Wes Boyd is a professor of psychiatry and medical ethics at Baylor College of Medicine. He is also a Lecturer on Global Health and Social Medicine at Harvard Medical School.
He obtained an MA in philosophy and a PhD in religion and culture, along with his medical degree, at UNC Chapel Hill. Wes completed his psychiatry residency training at Cambridge Hospital (now called Cambridge Health Alliance) and a fellowship in bioethics at Harvard Medical School.
Wes has taught extensively in the humanities, bioethics, human rights and psychiatry in various venues, including Smith College, Mt. Holyoke College, Harvard College, Harvard Medical School and Harvard Divinity School, as well as Baylor College of Medicine.

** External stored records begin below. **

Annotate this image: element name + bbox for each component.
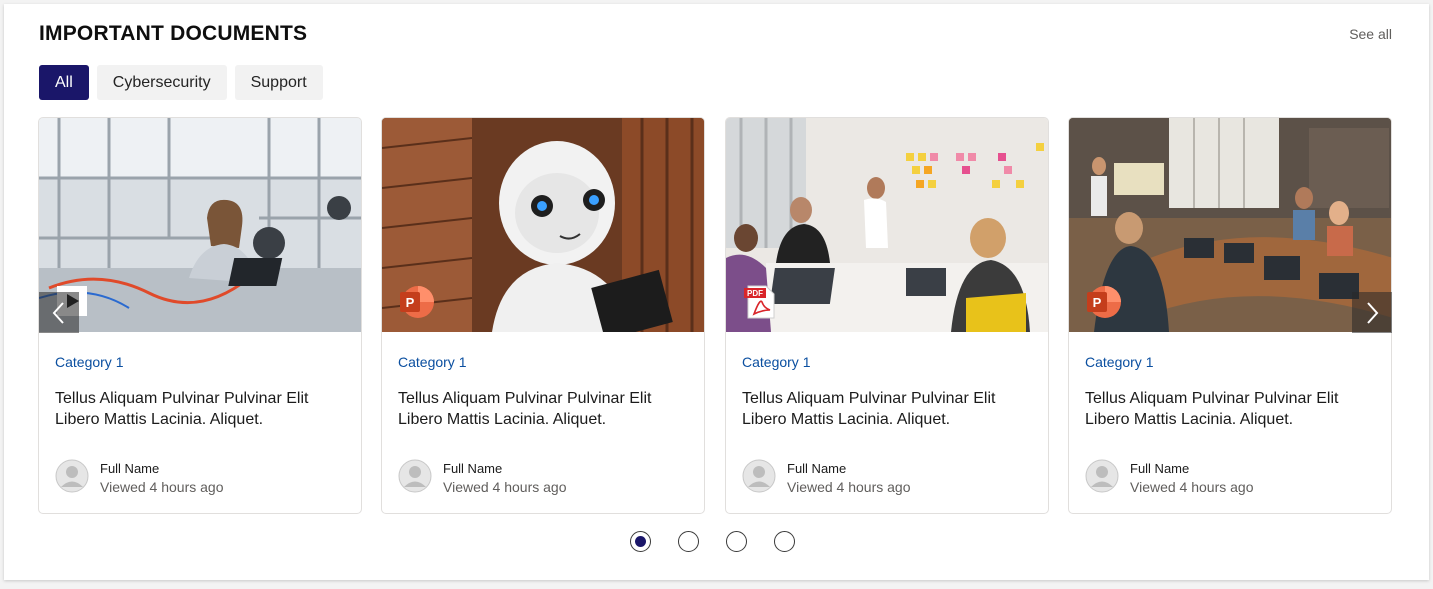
powerpoint-icon: P	[398, 284, 434, 320]
card-title[interactable]: Tellus Aliquam Pulvinar Pulvinar Elit Li…	[55, 388, 347, 430]
document-card[interactable]: P Category 1 Tellus Aliquam Pulvinar Pul…	[1068, 117, 1392, 514]
tab-all[interactable]: All	[39, 65, 89, 100]
pdf-icon: PDF	[742, 284, 778, 320]
author-name: Full Name	[100, 461, 160, 476]
document-card[interactable]: PDF Category 1 Tellus Aliquam Pulvinar P…	[725, 117, 1049, 514]
chevron-right-icon	[1367, 301, 1379, 324]
author-name: Full Name	[1130, 461, 1190, 476]
pagination-dot-4[interactable]	[774, 531, 795, 552]
pagination-dot-1[interactable]	[630, 531, 651, 552]
important-documents-panel: IMPORTANT DOCUMENTS See all All Cybersec…	[4, 4, 1429, 580]
card-category[interactable]: Category 1	[742, 354, 810, 370]
carousel-pagination	[630, 531, 795, 552]
document-card[interactable]: P Category 1 Tellus Aliquam Pulvinar Pul…	[381, 117, 705, 514]
document-card[interactable]: Category 1 Tellus Aliquam Pulvinar Pulvi…	[38, 117, 362, 514]
author-name: Full Name	[443, 461, 503, 476]
avatar-icon	[1085, 459, 1119, 493]
pagination-dot-2[interactable]	[678, 531, 699, 552]
section-title: IMPORTANT DOCUMENTS	[39, 22, 308, 45]
avatar-icon	[742, 459, 776, 493]
carousel-prev-button[interactable]	[39, 292, 79, 333]
svg-text:P: P	[1093, 295, 1102, 310]
card-category[interactable]: Category 1	[1085, 354, 1153, 370]
viewed-time: Viewed 4 hours ago	[100, 479, 224, 495]
viewed-time: Viewed 4 hours ago	[1130, 479, 1254, 495]
see-all-link[interactable]: See all	[1349, 26, 1392, 42]
tab-support[interactable]: Support	[234, 65, 323, 100]
viewed-time: Viewed 4 hours ago	[787, 479, 911, 495]
card-category[interactable]: Category 1	[398, 354, 466, 370]
author-name: Full Name	[787, 461, 847, 476]
svg-text:P: P	[406, 295, 415, 310]
filter-tabs: All Cybersecurity Support	[39, 65, 323, 100]
chevron-left-icon	[52, 301, 64, 324]
carousel-next-button[interactable]	[1352, 292, 1392, 333]
card-title[interactable]: Tellus Aliquam Pulvinar Pulvinar Elit Li…	[742, 388, 1034, 430]
powerpoint-icon: P	[1085, 284, 1121, 320]
card-category[interactable]: Category 1	[55, 354, 123, 370]
active-dot-indicator	[635, 536, 646, 547]
card-title[interactable]: Tellus Aliquam Pulvinar Pulvinar Elit Li…	[1085, 388, 1377, 430]
avatar-icon	[55, 459, 89, 493]
svg-text:PDF: PDF	[747, 289, 763, 298]
viewed-time: Viewed 4 hours ago	[443, 479, 567, 495]
avatar-icon	[398, 459, 432, 493]
tab-cybersecurity[interactable]: Cybersecurity	[96, 65, 227, 100]
pagination-dot-3[interactable]	[726, 531, 747, 552]
card-title[interactable]: Tellus Aliquam Pulvinar Pulvinar Elit Li…	[398, 388, 690, 430]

His areas of interest include social justice, access to care, human rights, asylum and immigration, humanistic aspects of medicine, physician health and well-being, the pharmaceutical industry, mass incarceration, and substance use.

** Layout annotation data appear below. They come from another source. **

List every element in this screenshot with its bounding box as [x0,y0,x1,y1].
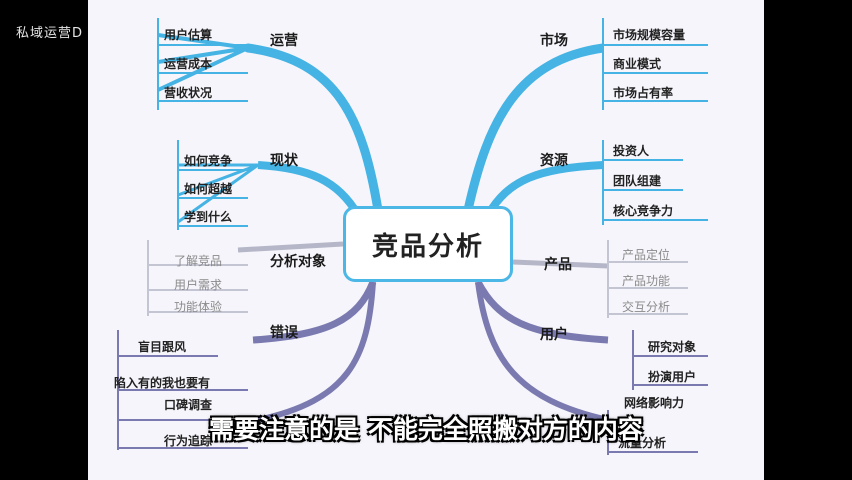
leaf-chanpin-3: 交互分析 [622,300,671,314]
leaf-shichang-3: 市场占有率 [613,86,674,100]
branch-xianzhuang: 现状 [270,153,298,169]
video-subtitle: 需要注意的是 不能完全照搬对方的内容 [209,415,643,444]
watermark-text: 私域运营D [16,26,84,41]
leaf-yunying-3: 营收状况 [164,86,213,100]
leaf-chanpin-1: 产品定位 [622,248,671,262]
branch-yunying: 运营 [270,33,298,49]
leaf-xianzhuang-1: 如何竞争 [184,154,233,168]
leaf-cuowu-1: 盲目跟风 [138,340,187,354]
leaf-yonghu-3: 网络影响力 [624,396,685,410]
leaf-xianzhuang-2: 如何超越 [184,182,233,196]
leaf-duixiang-2: 用户需求 [174,278,223,292]
leaf-shichang-2: 商业模式 [613,57,662,71]
leaf-yunying-2: 运营成本 [164,57,213,71]
leaf-ziyuan-3: 核心竞争力 [613,204,674,218]
branch-cuowu: 错误 [270,325,298,341]
leaf-yunying-1: 用户估算 [164,28,213,42]
branch-chanpin: 产品 [544,257,572,273]
leaf-duixiang-3: 功能体验 [174,300,223,314]
leaf-duixiang-1: 了解竞品 [174,254,223,268]
leaf-xianzhuang-3: 学到什么 [184,210,233,224]
leaf-shichang-1: 市场规模容量 [613,28,686,42]
leaf-cuowu-2: 陷入有的我也要有 [114,376,211,390]
leaf-yonghu-2: 扮演用户 [648,370,697,384]
mindmap-slide: 竞品分析 运营 用户估算 运营成本 营收状况 现状 如何竞争 如何超越 学到什么… [88,0,764,480]
central-topic: 竞品分析 [343,206,513,282]
branch-ziyuan: 资源 [540,153,568,169]
branch-shichang: 市场 [540,33,568,49]
leaf-chanpin-2: 产品功能 [622,274,671,288]
leaf-ziyuan-2: 团队组建 [613,174,662,188]
branch-duixiang: 分析对象 [270,254,326,270]
leaf-yonghu-1: 研究对象 [648,340,697,354]
leaf-ziyuan-1: 投资人 [613,144,650,158]
branch-yonghu: 用户 [540,327,568,343]
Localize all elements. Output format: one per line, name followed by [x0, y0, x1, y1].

His writing has appeared in the Journal of the American Medical Association, New England Journal of Medicine, the Boston Globe, Newsweek, Time, and Psychology Today, among other media outlets. His work has been reported by Time, the Wall Street Journal, CBS, CNN, USA Today, PBS, NPR, US News and World Report, Hasan Minaj’s Patriot Act, Last Week Tonight with John Oliver, and numerous other major outlets. His book, Almost Addicted, which was published in 2012 by Hazelden Press, won the Will Solimene Award by the New England chapter of the American Medical Writers’ Association.
His wife Theonia Boyd is a pathologist and chief of anatomic pathology at Texas Children’s Hospital as well as a professor of pathology and ob/gyn at Baylor College of Medicine. They have 4 children.